We ran through Anchor Park today and we stopped for a minute to look at the huge old anchor resting there that gives the park its name.

An old image of the anchor

An old image of the anchor. I’m not sure what Anchor of Emily May, Bradford means but this is the anchor in Anchor Park.

 

The history of the anchor dates back to the War of 1812. The Anchor was manufactured in Chatham, England and transported by ocean to Quebec and then overland to Kingston, there is was loaded on another ship and sent to York (Toronto). Back then winter roads were not easy to travel so it was hauled by oxen on a catapult sleigh to the Holland Landing Depot on Soldier’s Bay and the south end of Lake Simcoe. By the time the anchor got to Soldier’s Bay the war was over so the army just left it there.

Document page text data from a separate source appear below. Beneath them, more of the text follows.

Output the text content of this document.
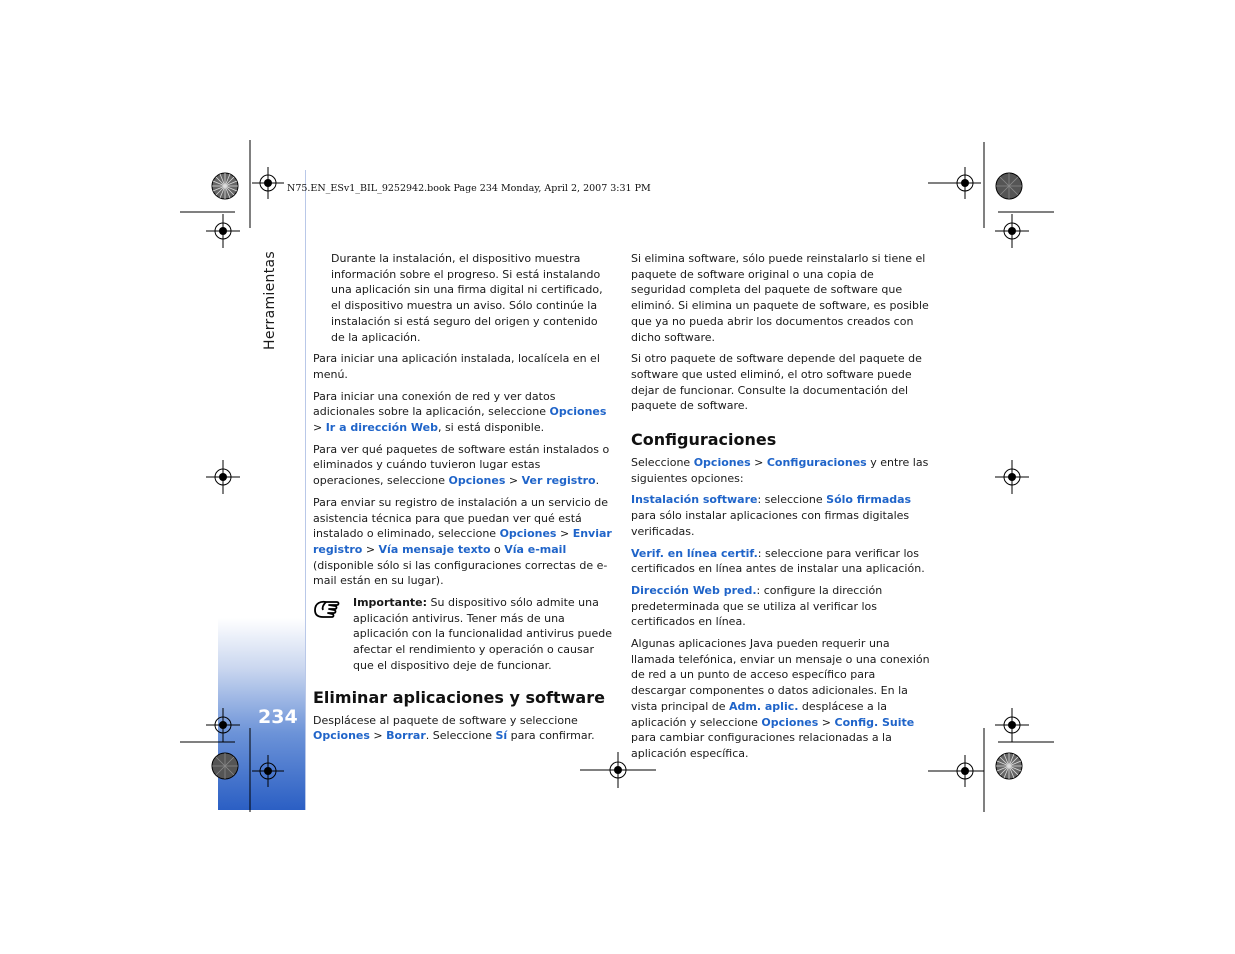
Herramientas
234
N75.EN_ESv1_BIL_9252942.book Page 234 Monday, April 2, 2007 3:31 PM

Durante la instalación, el dispositivo muestra información sobre el progreso. Si está instalando una aplicación sin una firma digital ni certificado, el dispositivo muestra un aviso. Sólo continúe la instalación si está seguro del origen y contenido de la aplicación.

Para iniciar una aplicación instalada, localícela en el menú.

Para iniciar una conexión de red y ver datos adicionales sobre la aplicación, seleccione Opciones > Ir a dirección Web, si está disponible.

Para ver qué paquetes de software están instalados o eliminados y cuándo tuvieron lugar estas operaciones, seleccione Opciones > Ver registro.

Para enviar su registro de instalación a un servicio de asistencia técnica para que puedan ver qué está instalado o eliminado, seleccione Opciones > Enviar registro > Vía mensaje texto o Vía e-mail (disponible sólo si las configuraciones correctas de e-mail están en su lugar).

Importante: Su dispositivo sólo admite una aplicación antivirus. Tener más de una aplicación con la funcionalidad antivirus puede afectar el rendimiento y operación o causar que el dispositivo deje de funcionar.
Eliminar aplicaciones y software

Desplácese al paquete de software y seleccione Opciones > Borrar. Seleccione Sí para confirmar.

Si elimina software, sólo puede reinstalarlo si tiene el paquete de software original o una copia de seguridad completa del paquete de software que eliminó. Si elimina un paquete de software, es posible que ya no pueda abrir los documentos creados con dicho software.

Si otro paquete de software depende del paquete de software que usted eliminó, el otro software puede dejar de funcionar. Consulte la documentación del paquete de software.

Configuraciones

Seleccione Opciones > Configuraciones y entre las siguientes opciones:

Instalación software: seleccione Sólo firmadas para sólo instalar aplicaciones con firmas digitales verificadas.

Verif. en línea certif.: seleccione para verificar los certificados en línea antes de instalar una aplicación.

Dirección Web pred.: configure la dirección predeterminada que se utiliza al verificar los certificados en línea.

Algunas aplicaciones Java pueden requerir una llamada telefónica, enviar un mensaje o una conexión de red a un punto de acceso específico para descargar componentes o datos adicionales. En la vista principal de Adm. aplic. desplácese a la aplicación y seleccione Opciones > Config. Suite para cambiar configuraciones relacionadas a la aplicación específica.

Holland's Landing Depot on Soldier's Bay

Holland’s Landing Depot on Soldier’s Bay

It ended up in the current park when a group of residents asked the government for land for a park. They must have felt that having a huge anchor resting in the park would make a good display because they rescued the anchor from being melted down and established it in the park.

The Anchor Park Anchor

The Anchor Park Anchor

It is kind of cool to look at the plaque in the park showing old photographs of people sitting and standing on the anchor from so long ago and knowing that you can do the same today.